5. Réduisez la charge avant d’augmenter la capacité
Les gains les plus rapides viennent d’un bon usage de l’établi. Notez les choses au lieu de les porter dans votre tête. Découpez les grandes tâches en étapes assez petites pour être retenues confortablement. Regroupez les détails en blocs, comme un numéro de téléphone qui devient cinq paires au lieu de dix chiffres isolés. Et faites une seule chose à la fois : chaque changement de tâche balaie l’établi et vous oblige à tout réinstaller.
6. Ce que l’entraînement peut faire, et ce qu’il ne peut pas
La mémoire de travail répond à la pratique au bon niveau de difficulté. Entraînez-vous sur une tâche exigeante comme le n-back et vous progresserez de façon mesurable sur cette tâche, ainsi que sur des tâches très proches. Quant à savoir si ces gains s’étendent bien au-delà des compétences entraînées, la question fait encore débat parmi les chercheurs ; méfiez-vous donc de quiconque promet une hausse générale du QI. Ce que vous pouvez honnêtement attendre : un espace de travail plus affûté, mieux rodé, et un score clair qui en témoigne.

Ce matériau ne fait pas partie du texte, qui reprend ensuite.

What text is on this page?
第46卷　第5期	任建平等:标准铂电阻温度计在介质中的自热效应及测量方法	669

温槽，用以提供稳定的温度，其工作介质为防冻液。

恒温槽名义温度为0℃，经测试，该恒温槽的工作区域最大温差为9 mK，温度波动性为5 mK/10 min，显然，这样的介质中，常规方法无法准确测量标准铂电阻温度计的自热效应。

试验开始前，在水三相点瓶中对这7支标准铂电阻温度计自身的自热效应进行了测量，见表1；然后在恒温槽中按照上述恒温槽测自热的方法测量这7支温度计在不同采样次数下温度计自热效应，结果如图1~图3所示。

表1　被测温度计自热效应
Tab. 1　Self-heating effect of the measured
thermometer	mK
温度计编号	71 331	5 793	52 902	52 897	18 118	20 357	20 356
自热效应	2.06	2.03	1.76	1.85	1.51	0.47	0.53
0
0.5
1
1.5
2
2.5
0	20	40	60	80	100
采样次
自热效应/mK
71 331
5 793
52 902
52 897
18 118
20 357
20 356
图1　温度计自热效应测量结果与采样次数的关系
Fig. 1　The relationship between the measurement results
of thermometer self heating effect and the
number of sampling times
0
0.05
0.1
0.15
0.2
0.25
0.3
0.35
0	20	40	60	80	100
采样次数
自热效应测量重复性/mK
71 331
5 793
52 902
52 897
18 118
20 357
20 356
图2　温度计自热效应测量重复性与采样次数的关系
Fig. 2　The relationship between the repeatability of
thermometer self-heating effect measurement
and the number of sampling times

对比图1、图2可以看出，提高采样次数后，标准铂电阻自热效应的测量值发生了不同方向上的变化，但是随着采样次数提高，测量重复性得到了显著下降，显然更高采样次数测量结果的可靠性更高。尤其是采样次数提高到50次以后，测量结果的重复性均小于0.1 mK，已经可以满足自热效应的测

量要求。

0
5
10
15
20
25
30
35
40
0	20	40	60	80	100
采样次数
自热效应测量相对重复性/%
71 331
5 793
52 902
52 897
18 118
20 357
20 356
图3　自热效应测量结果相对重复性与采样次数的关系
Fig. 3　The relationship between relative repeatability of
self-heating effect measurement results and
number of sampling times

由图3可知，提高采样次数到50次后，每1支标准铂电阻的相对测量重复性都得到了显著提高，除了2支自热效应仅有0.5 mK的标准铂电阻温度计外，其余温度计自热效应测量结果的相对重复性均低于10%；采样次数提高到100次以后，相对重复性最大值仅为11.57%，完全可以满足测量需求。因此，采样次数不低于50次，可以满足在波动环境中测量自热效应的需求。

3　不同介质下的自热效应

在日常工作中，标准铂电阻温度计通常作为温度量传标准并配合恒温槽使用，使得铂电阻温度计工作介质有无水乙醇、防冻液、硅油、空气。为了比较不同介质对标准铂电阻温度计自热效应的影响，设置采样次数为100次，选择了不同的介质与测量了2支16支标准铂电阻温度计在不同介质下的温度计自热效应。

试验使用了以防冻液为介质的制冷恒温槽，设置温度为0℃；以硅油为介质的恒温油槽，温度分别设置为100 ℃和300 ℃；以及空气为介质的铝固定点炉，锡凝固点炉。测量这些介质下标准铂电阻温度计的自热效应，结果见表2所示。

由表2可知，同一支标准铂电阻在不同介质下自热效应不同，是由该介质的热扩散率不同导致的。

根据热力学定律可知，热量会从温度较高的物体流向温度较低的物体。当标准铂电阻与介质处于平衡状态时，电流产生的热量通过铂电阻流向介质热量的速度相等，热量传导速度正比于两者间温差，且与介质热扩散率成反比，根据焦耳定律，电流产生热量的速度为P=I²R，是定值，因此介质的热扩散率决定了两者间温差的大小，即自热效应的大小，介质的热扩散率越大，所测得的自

7. Offrez-lui un entraînement régulier
Nos
jeux de mémoire comprennent des classiques de la mémoire de travail : N Back vous demande de comparer ce que vous voyez maintenant avec ce qui est apparu quelques instants plus tôt, et Sequence étire la quantité que votre établi peut retenir dans l’ordre. Dix minutes par jour suffisent, et la difficulté s’adapte à vous. Si vous voulez aussi adopter les habitudes qui soutiennent la mémoire en dehors de l’entraînement, commencez par notre guide sur
comment améliorer sa mémoire.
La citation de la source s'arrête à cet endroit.